To combat this feeling of being at once present and absent, Dr. Richardson recommended checking in with each and every video participant before kicking off the meeting, designating unmute time where everyone has an equal spotlight, and spending extra time commenting on how pretty your coworker's hair looks or [insert other compliment here]. That way, you're making them feel seen—and we all want that.

2. Be aware of how staring at your face for hours on end is affecting your mental well-being

To no one's great surprise, staring at yourself on Zoom all day does not a mental health practice make. "When we see ourselves on video screens, face on, it tends to make us more self-conscious about how we look to ourselves and others," Vivian Diller, PhD, a clinical psychologist in New York City, previously told Well+Good.
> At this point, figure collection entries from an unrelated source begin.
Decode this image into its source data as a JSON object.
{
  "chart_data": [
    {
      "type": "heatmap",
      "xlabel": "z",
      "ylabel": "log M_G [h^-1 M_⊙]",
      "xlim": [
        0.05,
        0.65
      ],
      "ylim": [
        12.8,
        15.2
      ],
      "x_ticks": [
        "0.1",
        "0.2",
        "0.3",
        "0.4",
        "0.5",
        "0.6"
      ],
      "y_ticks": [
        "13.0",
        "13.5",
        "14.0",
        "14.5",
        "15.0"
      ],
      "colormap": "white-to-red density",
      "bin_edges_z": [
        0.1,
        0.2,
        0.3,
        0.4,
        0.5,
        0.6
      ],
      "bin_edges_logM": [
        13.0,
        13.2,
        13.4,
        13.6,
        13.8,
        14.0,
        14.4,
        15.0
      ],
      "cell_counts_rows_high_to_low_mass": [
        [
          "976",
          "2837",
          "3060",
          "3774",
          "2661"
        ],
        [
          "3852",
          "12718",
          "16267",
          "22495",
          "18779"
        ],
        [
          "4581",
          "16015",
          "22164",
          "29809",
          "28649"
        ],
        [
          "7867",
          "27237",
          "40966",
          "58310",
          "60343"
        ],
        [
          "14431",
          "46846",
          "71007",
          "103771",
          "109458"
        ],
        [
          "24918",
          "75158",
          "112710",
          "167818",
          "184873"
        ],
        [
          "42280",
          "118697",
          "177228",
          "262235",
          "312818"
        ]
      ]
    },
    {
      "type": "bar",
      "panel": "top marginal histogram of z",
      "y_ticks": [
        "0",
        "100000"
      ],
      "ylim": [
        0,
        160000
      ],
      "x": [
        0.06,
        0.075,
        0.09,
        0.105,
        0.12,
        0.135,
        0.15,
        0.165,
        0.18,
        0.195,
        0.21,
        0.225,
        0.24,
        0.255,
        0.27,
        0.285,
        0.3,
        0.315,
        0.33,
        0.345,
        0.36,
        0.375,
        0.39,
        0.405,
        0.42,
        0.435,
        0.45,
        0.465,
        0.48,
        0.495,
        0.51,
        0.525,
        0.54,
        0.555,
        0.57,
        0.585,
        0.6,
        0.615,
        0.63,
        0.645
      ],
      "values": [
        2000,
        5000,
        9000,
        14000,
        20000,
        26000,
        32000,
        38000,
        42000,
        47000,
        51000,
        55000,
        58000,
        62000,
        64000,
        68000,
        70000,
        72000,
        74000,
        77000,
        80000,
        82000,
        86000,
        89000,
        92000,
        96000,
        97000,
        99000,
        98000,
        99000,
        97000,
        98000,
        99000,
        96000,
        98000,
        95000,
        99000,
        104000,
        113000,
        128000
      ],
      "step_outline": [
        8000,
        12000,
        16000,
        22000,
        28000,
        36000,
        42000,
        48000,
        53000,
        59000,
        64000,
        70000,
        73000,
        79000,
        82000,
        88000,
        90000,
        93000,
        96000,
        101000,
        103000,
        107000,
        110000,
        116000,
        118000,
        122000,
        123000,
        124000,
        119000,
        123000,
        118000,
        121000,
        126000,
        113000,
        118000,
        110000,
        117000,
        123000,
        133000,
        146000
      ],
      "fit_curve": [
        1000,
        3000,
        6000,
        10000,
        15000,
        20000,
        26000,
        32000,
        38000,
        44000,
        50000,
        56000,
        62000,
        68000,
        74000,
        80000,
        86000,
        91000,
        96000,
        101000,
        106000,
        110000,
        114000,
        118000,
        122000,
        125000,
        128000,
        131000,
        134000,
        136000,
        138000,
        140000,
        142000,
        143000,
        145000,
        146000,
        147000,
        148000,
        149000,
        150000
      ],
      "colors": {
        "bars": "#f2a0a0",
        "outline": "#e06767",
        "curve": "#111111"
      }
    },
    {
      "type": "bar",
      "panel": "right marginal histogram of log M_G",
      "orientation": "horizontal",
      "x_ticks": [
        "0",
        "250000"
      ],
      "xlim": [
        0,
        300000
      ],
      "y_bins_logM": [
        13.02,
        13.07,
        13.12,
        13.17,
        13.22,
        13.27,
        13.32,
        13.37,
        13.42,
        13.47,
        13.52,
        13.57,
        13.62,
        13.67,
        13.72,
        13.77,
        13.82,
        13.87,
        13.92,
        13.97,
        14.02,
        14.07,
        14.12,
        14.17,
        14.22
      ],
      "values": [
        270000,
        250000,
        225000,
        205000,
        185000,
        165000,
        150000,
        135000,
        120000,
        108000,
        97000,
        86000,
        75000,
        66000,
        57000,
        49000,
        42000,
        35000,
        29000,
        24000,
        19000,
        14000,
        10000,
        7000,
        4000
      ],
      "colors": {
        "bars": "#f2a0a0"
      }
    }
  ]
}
That's why she recommends zeroing in on the features you love about yourself instead of perceived imperfections during your endless lineup of Zoom gatherings. That way, your meeting is doubling as a self-esteem workshop.

3. Take time to learn Zoom-specific makeup tips

Zoom makeup is the 2020 version of stage makeup—and this year taught us that it's a fine art. "It’s all about emphasizing features you want to come forward—like turning up the contrast on a picture," celebrity makeup artist Katey Denno told Well+Good's associate beauty editor, Zoë Weiner. "It’s nice to have a little color on the cheeks and the lips." Watch the full video and you'll learn how to apply makeup that makes your features P-O-P on Zoom.

4. Why so serious? Keep fun alive on Zoom

One of the major benefits of Zoom is that it has opened up the world in a time when everything else is closed. I mean, I challenge you to name another platform that allows you to visit a zoo, go to a concert, and take a painting class with friends from across the country all in the same night. Like so much of 2020, you have to squint to find the good in Zoom—but it's definitely there. Just ask anyone who's ever met a giraffe virtually.

5. Use Zoom for your workouts, too

When all our go-to fitness studios shut down, we turned to at-home workout apps to break a sweat. Around the same time, Zoom classes with trainers we know and love emerged to give us that "live" experience through the magic of the internet. Zoom became a place to strength train, practice yoga, and even jump around on a mini-trampoline in the company of others. Come 2021, many studios will once again throw open their doors, but you can still continue to work out with friends near and far via Zoom. And there's something special about that.